Supreme Court erred when it dismissed plaintiff's Labor Law § 240 (1) claim as against Abeken on the ground that it cannot be the subject of a Labor Law § 240 (1) claim in light of the application of Public Service Law § 228 (see Abbatiello v Lancaster Studio Assoc., 3 NY3d 46, 52-53 [2004]). To further the availability of cable television, Public Service Law § 228 (1) provides, "No landlord shall . . . interfere with the installation of cable television facilities upon his property or premises." However, a telecommunications company such as Verizon is not governed by the Public Service Law (see Public Service Law §§ 213 [1]; 228). Therefore, as plaintiff was not installing cable television facilities, but rather, was a telecommunications worker, Public Service Law § 228 does not apply to shield Abeken from liability under Labor Law § 240 (1).
[*5]We find, however, that the Labor Law § 240 (1) claims were properly dismissed as to both Abeken and Blended Family, as plaintiff's work was not construction-related activity. Labor Law § 240 (1) applies to workers engaged in the "erection, demolition, repairing, altering, painting, cleaning or pointing of a building or structure." "For work to qualify as 'altering' within the meaning of Labor Law § 240 (1), it must not be 'simple, routine', cosmetic, or decorative, and it must effect 'a significant physical change to the configuration or composition of the building or structure', including significantly changing the way an important component of the building functions," although the change need not be permanent (Mananghaya v Bronx-Lebanon Hosp. Ctr., 165 AD3d 117, 124 [1st Dept 2018] [citations and emphasis omitted], lv dismissed 33 NY3d 969 [2019]). Plaintiff's self-described action of drilling two holes in order to run the cable wire did not constitute an alteration pursuant to Labor Law § 240 (1) (see Castaneda v Amsterco 67, LLC, 220 AD3d 406, 406 [1st Dept 2023] [drilling anchors into building façade to attach pest control netting and setting up spikes on the building's ledges and windowsills did not constitute an "alteration"]; Rhodes-Evans v 111 Chelsea LLC, 44 AD3d 430, 432 [1st Dept 2007] [splicing fiber optic cable into a preexisting cable box on the wall of the parking garage was not an alteration under Labor Law § 240 [1]).
Supreme Court correctly denied summary judgment in plaintiff's favor on his common-law negligence claims as to Abeken because questions of fact are presented regarding the furnishing of the ladder that allegedly caused plaintiff's accident.

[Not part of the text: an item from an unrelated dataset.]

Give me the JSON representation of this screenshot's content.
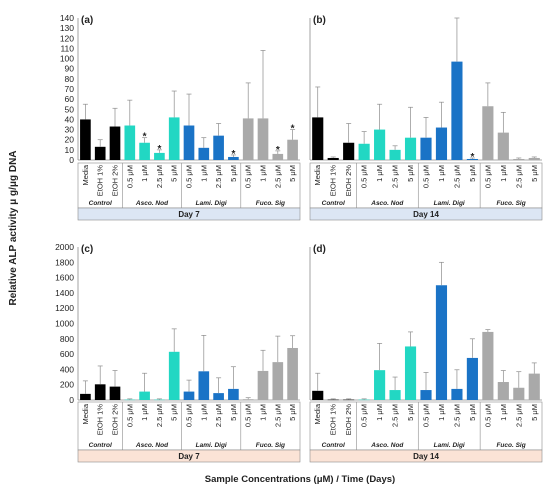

Supreme Court correctly granted conditional summary judgment to Abeken on its contractual indemnity claim. The lease's indemnity provision was triggered because the claim arose by reason of work performed at the behest of Blended Family in and about the demised premises, and as a result of Blended Family's occupation and alteration of the demised premises. While questions of fact exist concerning Abeken's liability, the indemnification provision is not void under General Obligations Law § 5-322.1 because it contains a savings clause permitting partial liability (see Hernandez v Argo Corp., 95 AD3d 782, 783 [1st Dept 2012]). Concur—Webber, J.P., Friedman, González, O'Neill Levy, Michael, JJ.